Away from the food I also hope to make some big changes. My environment isn’t exactly productive to healing at the moment due to sharing with people I don’t generally click with in an old house. Considering the kitchen is pretty much ‘The hub’ of the GAPs diet its frustrating when space has to be shared or people don’t clean up equipment you want to use etc etc. I may be able to start looking for my own place although know it will be a significant financial expense.
Away from GAPs I also don’t do allot. I’m often tied to my computer through physical exhaustion and don’t really have many friendships. I’ve always been the independant type and now that I’m always shattered at the times I have time to socialise I find it tricky to hit that ideal combination of stress free, enjoyable, sociable activities.
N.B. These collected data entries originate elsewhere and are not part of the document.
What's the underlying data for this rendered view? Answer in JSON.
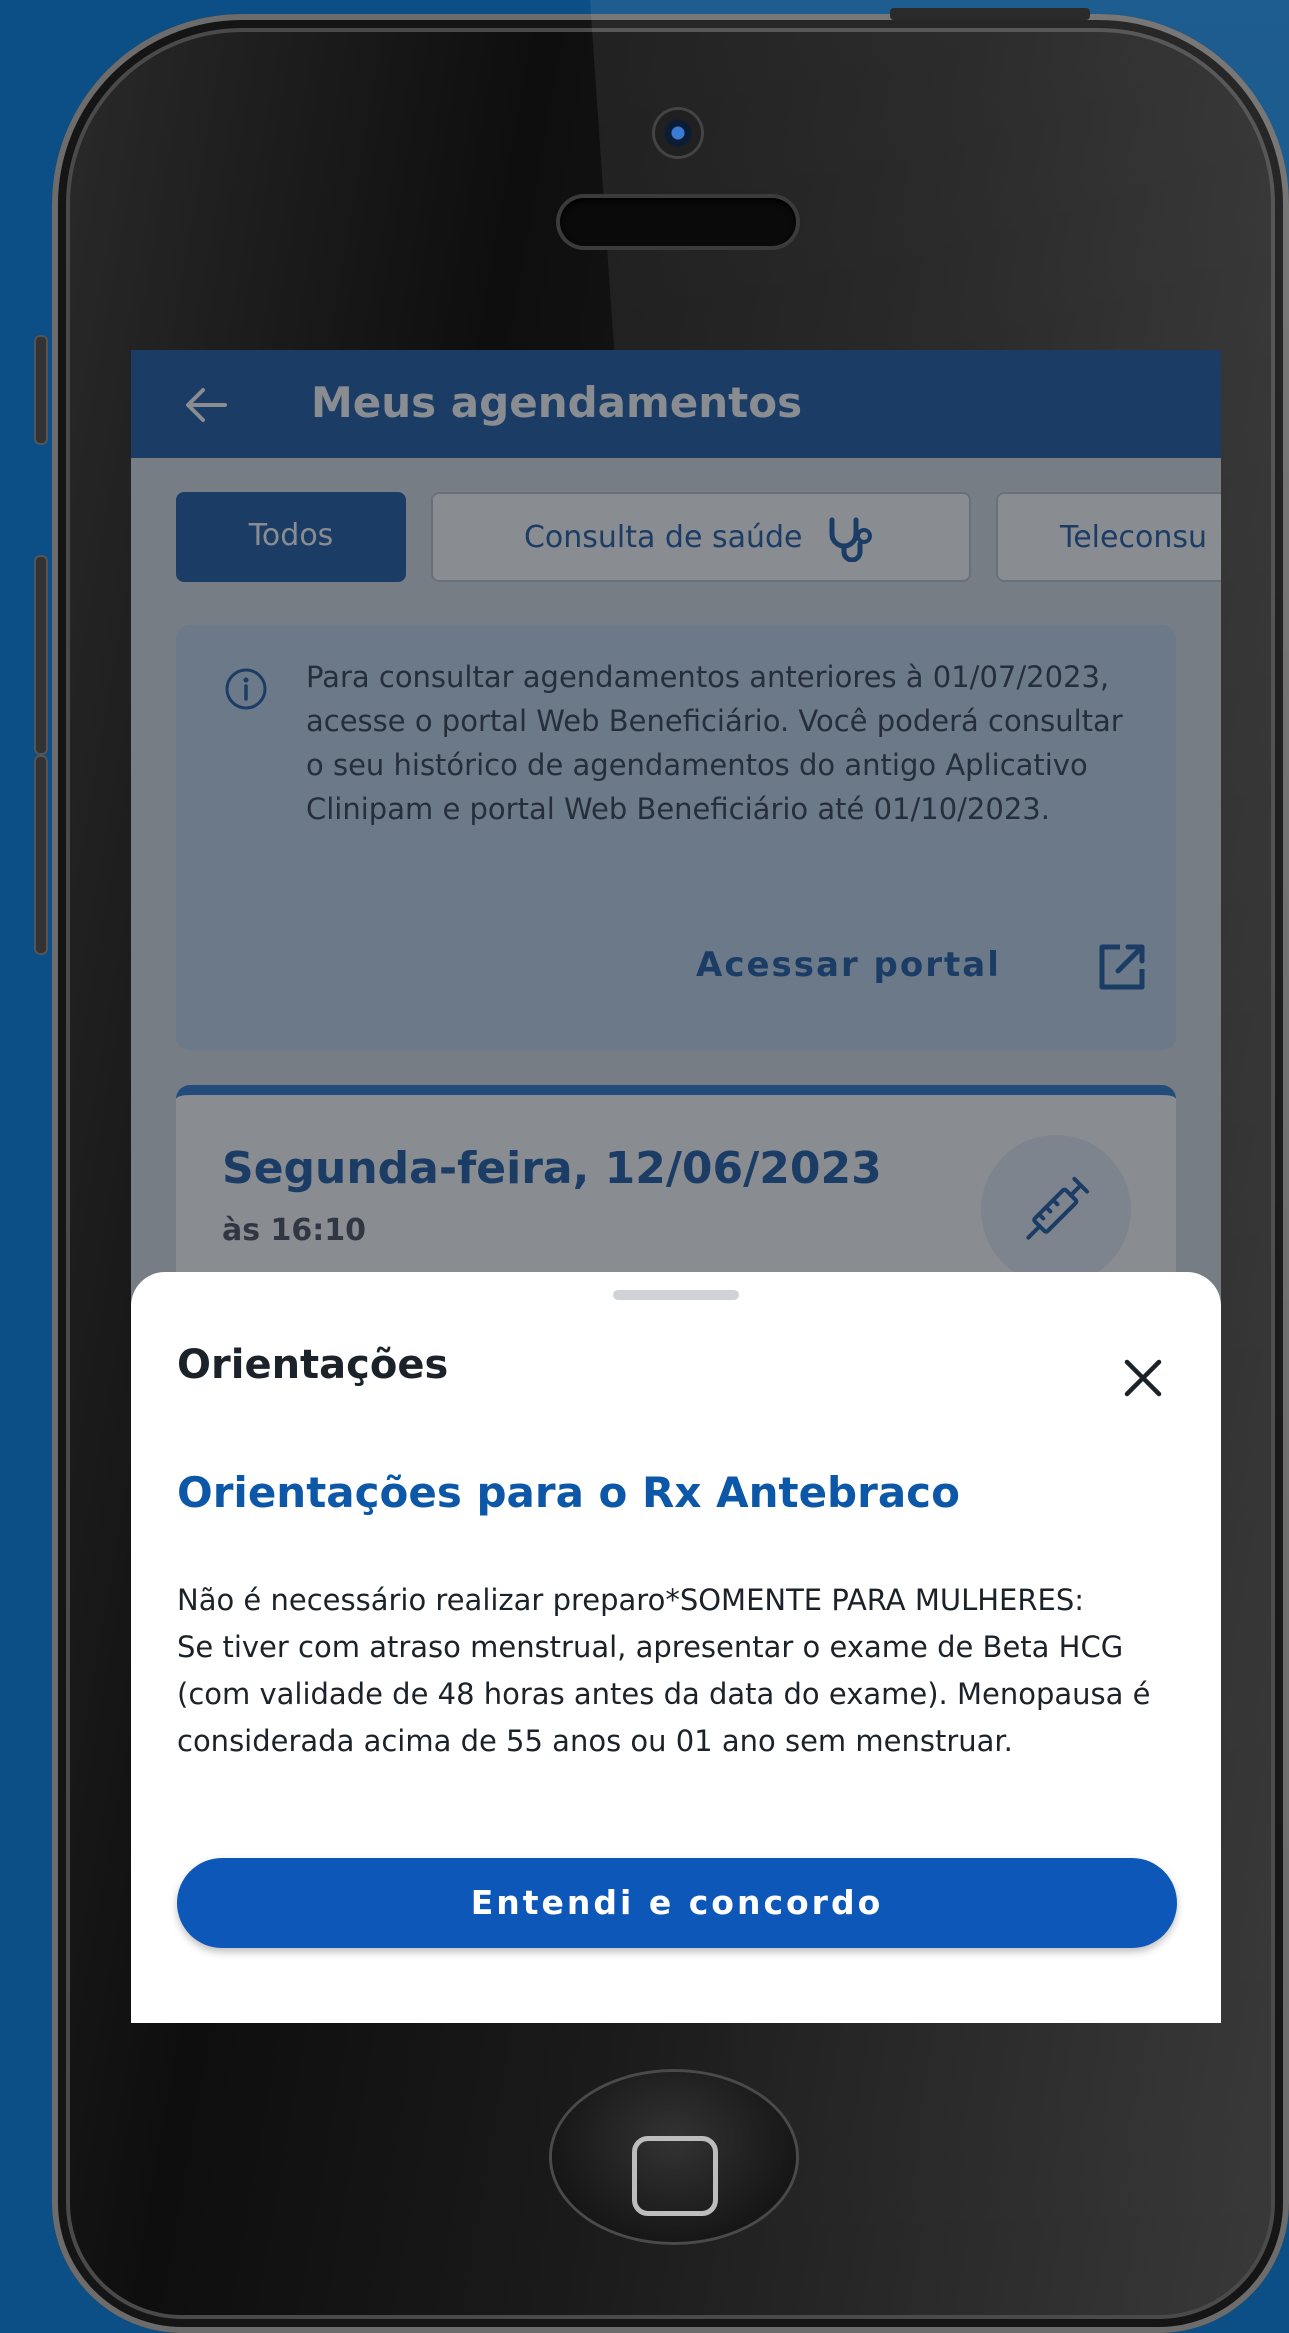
{
  "colors": {
    "background": "#0b4f86",
    "brand_blue": "#0d4f9e",
    "info_card": "#bcd6ee",
    "button_blue": "#0d57b8"
  },
  "appbar": {
    "back_icon": "arrow-left-icon",
    "title": "Meus agendamentos"
  },
  "filters": {
    "items": [
      {
        "label": "Todos",
        "active": true
      },
      {
        "label": "Consulta de saúde",
        "icon": "stethoscope-icon",
        "active": false
      },
      {
        "label": "Teleconsu",
        "active": false
      }
    ]
  },
  "info_card": {
    "icon": "info-icon",
    "text": "Para consultar agendamentos anteriores à 01/07/2023,  acesse o portal Web Beneficiário. Você poderá consultar o seu histórico de agendamentos do antigo Aplicativo Clinipam e portal Web Beneficiário até 01/10/2023.",
    "link_label": "Acessar portal",
    "link_icon": "external-link-icon"
  },
  "appointment": {
    "date": "Segunda-feira, 12/06/2023",
    "time": "às 16:10",
    "icon": "syringe-icon"
  },
  "sheet": {
    "title": "Orientações",
    "close_icon": "close-icon",
    "subtitle": "Orientações para o Rx Antebraco",
    "body": "Não é necessário realizar preparo*SOMENTE PARA MULHERES:\nSe tiver com atraso menstrual, apresentar o exame de Beta HCG (com validade de 48 horas antes da data do exame). Menopausa é considerada acima de 55 anos ou 01 ano sem menstruar.",
    "button_label": "Entendi e concordo"
  }
}
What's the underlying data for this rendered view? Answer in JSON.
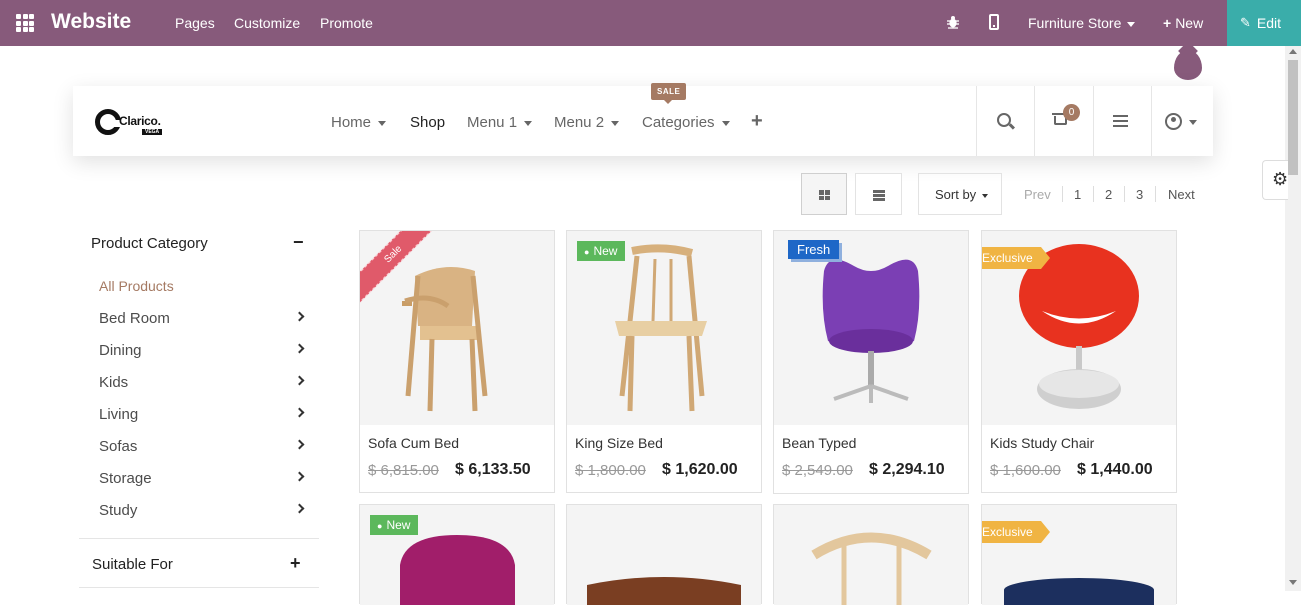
{
  "topbar": {
    "app_name": "Website",
    "menus": [
      "Pages",
      "Customize",
      "Promote"
    ],
    "store": "Furniture Store",
    "new_label": "New",
    "edit_label": "Edit",
    "accent_color": "#875a7b",
    "edit_color": "#3aadaa"
  },
  "header": {
    "logo_text": "Clarico.",
    "logo_sub": "VEGA",
    "nav": [
      {
        "label": "Home",
        "dropdown": true
      },
      {
        "label": "Shop",
        "dropdown": false,
        "active": true
      },
      {
        "label": "Menu 1",
        "dropdown": true
      },
      {
        "label": "Menu 2",
        "dropdown": true
      },
      {
        "label": "Categories",
        "dropdown": true
      }
    ],
    "sale_tag": "SALE",
    "cart_count": "0",
    "icons": [
      "search-icon",
      "cart-icon",
      "filter-icon",
      "user-icon"
    ]
  },
  "toolbar": {
    "sort_label": "Sort by",
    "pager": {
      "prev": "Prev",
      "pages": [
        "1",
        "2",
        "3"
      ],
      "next": "Next"
    }
  },
  "sidebar": {
    "category_title": "Product Category",
    "categories": [
      "All Products",
      "Bed Room",
      "Dining",
      "Kids",
      "Living",
      "Sofas",
      "Storage",
      "Study"
    ],
    "suitable_title": "Suitable For"
  },
  "products": [
    {
      "name": "Sofa Cum Bed",
      "old_price": "$ 6,815.00",
      "price": "$ 6,133.50",
      "badge": "Sale"
    },
    {
      "name": "King Size Bed",
      "old_price": "$ 1,800.00",
      "price": "$ 1,620.00",
      "badge": "New"
    },
    {
      "name": "Bean Typed",
      "old_price": "$ 2,549.00",
      "price": "$ 2,294.10",
      "badge": "Fresh"
    },
    {
      "name": "Kids Study Chair",
      "old_price": "$ 1,600.00",
      "price": "$ 1,440.00",
      "badge": "Exclusive"
    }
  ],
  "products_row2": [
    {
      "badge": "New"
    },
    {
      "badge": ""
    },
    {
      "badge": ""
    },
    {
      "badge": "Exclusive"
    }
  ]
}
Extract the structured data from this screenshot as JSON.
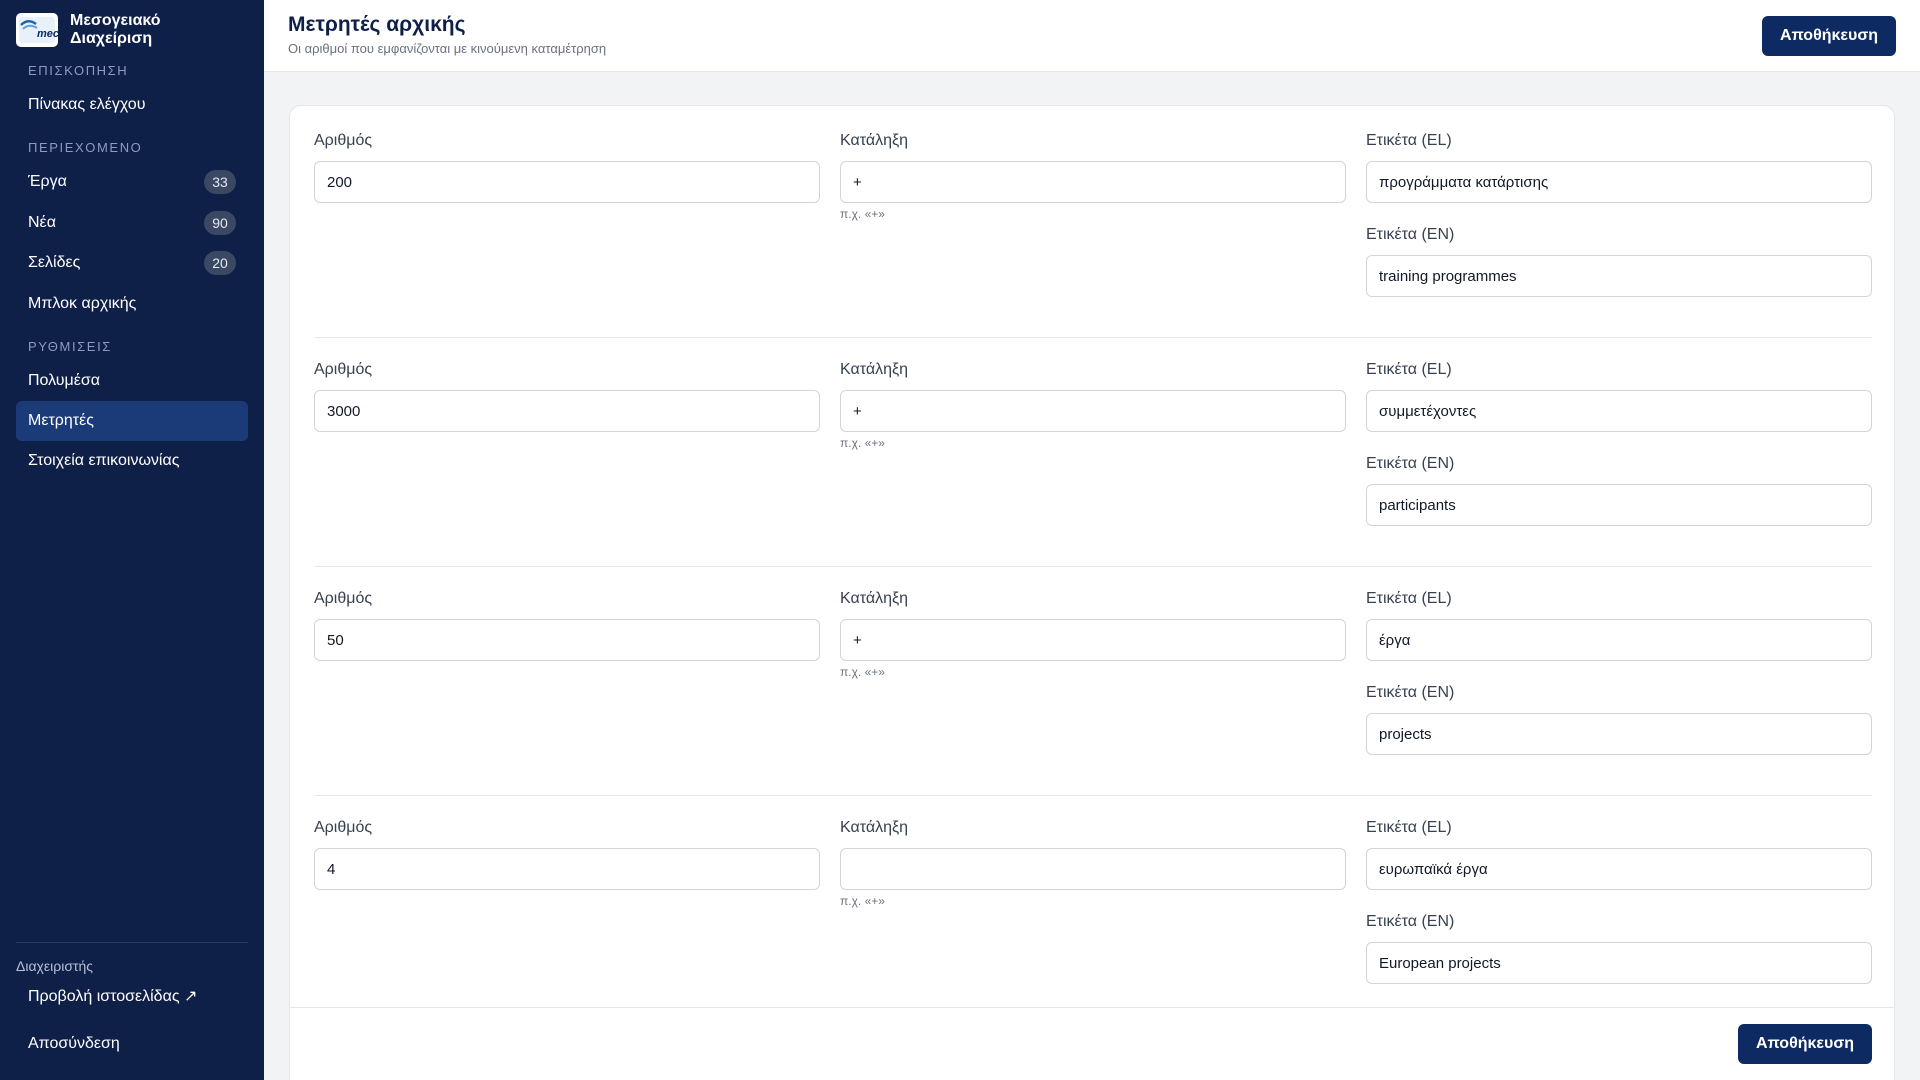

I’ve also neglected to do enough relaxation in the form of meditation, baths etc, which again unfortunately is dependant somewhat on my environment.
I also feel I need to divert funds to healing rather than being so tight. Being male I have a natural attraction to gadgets and the like and despite overall being quite good with my money, I often find I’ve purchased this game which I won’t be able to play or a certain supplement I won’t use. I could for example use this on some regular acupuncture or some form of therapy/relaxation that might be beneficial. Ultimately I want to be able to pursue some interests such as learning a language or learning a musical instrument but mind and body have to be willing. Will be no use if I’m effectively immobilised with liver ache the night I have a language/music lesson.
So all in all I’m trying to remain positive. I’m probably in a slightly better spot than last year although have a long way to go.